I also found a related post which was never resolved:
https://discuss.elastic.co/t/logstash-not-importing-data-into-elasticsearch/88197
Since it was asked on the other thread, here is a print of my _cat/indices

yellow open logstash-2017.08.31 6vam6SxUQJyc7aZEv_zNKA 5 1 0 0  955b  955b
yellow open .kibana             7yQFy8piRLm84MZb4rwYiw 1 1 2 1 9.3kb 9.3kb

What would be the right way to deal with it?

You need to decide the desired type of the [additional_info][sections] and make sure that the mappings and the values you send are consistent. Right now the field has been mapped as long but you're sending a string value.

Thanks, I can see my problem now.
Will it be the correct resolution if I send a mapping update with the following request?

PUT my_reports
{
    "mappings": {
        "additional_info": {
            "properties": {
                "sections" : [{
                  "properties": [
                    {"type" : "text"}
                      ]}
                ]
            }
        }
    }
}

Mappings can't be updated so you have to reindex or create a new index.

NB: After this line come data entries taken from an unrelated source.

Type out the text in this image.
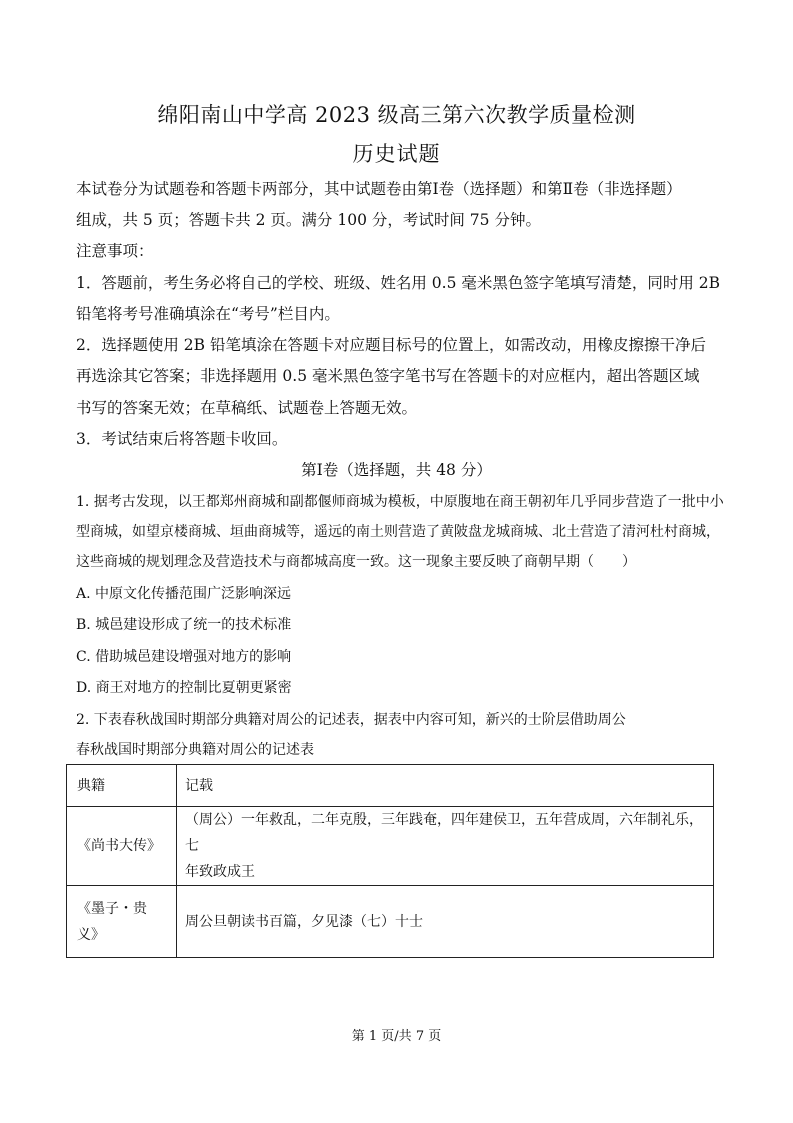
绵阳南山中学高 2023 级高三第六次教学质量检测
历史试题
本试卷分为试题卷和答题卡两部分，其中试题卷由第Ⅰ卷（选择题）和第Ⅱ卷（非选择题）
组成，共 5 页；答题卡共 2 页。满分 100 分，考试时间 75 分钟。
注意事项：
1．答题前，考生务必将自己的学校、班级、姓名用 0.5 毫米黑色签字笔填写清楚，同时用 2B
铅笔将考号准确填涂在“考号”栏目内。
2．选择题使用 2B 铅笔填涂在答题卡对应题目标号的位置上，如需改动，用橡皮擦擦干净后
再选涂其它答案；非选择题用 0.5 毫米黑色签字笔书写在答题卡的对应框内，超出答题区域
书写的答案无效；在草稿纸、试题卷上答题无效。
3．考试结束后将答题卡收回。
第Ⅰ卷（选择题，共 48 分）
1. 据考古发现，以王都郑州商城和副都偃师商城为模板，中原腹地在商王朝初年几乎同步营造了一批中小
型商城，如望京楼商城、垣曲商城等，遥远的南土则营造了黄陂盘龙城商城、北土营造了清河杜村商城，
这些商城的规划理念及营造技术与商都城高度一致。这一现象主要反映了商朝早期（　　）
A. 中原文化传播范围广泛影响深远
B. 城邑建设形成了统一的技术标准
C. 借助城邑建设增强对地方的影响
D. 商王对地方的控制比夏朝更紧密
2. 下表春秋战国时期部分典籍对周公的记述表，据表中内容可知，新兴的士阶层借助周公
春秋战国时期部分典籍对周公的记述表
典籍	记载
《尚书大传》	（周公）一年救乱，二年克殷，三年践奄，四年建侯卫，五年营成周，六年制礼乐，七
年致政成王

《墨子・贵
义》	周公旦朝读书百篇，夕见漆（七）十士
第 1 页/共 7 页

Otherwise you're probably fine except that there shouldn't be any arrays in the mapping definition. See the docs for examples.

I have managed to solve my issue by using "filter" >> "mutate" in the logstash conf:

filter {
  mutate {
  convert => {
            "[additional_info][sections]" => "string"
             
             }
         }
}

This topic was automatically closed 28 days after the last reply. New replies are no longer allowed.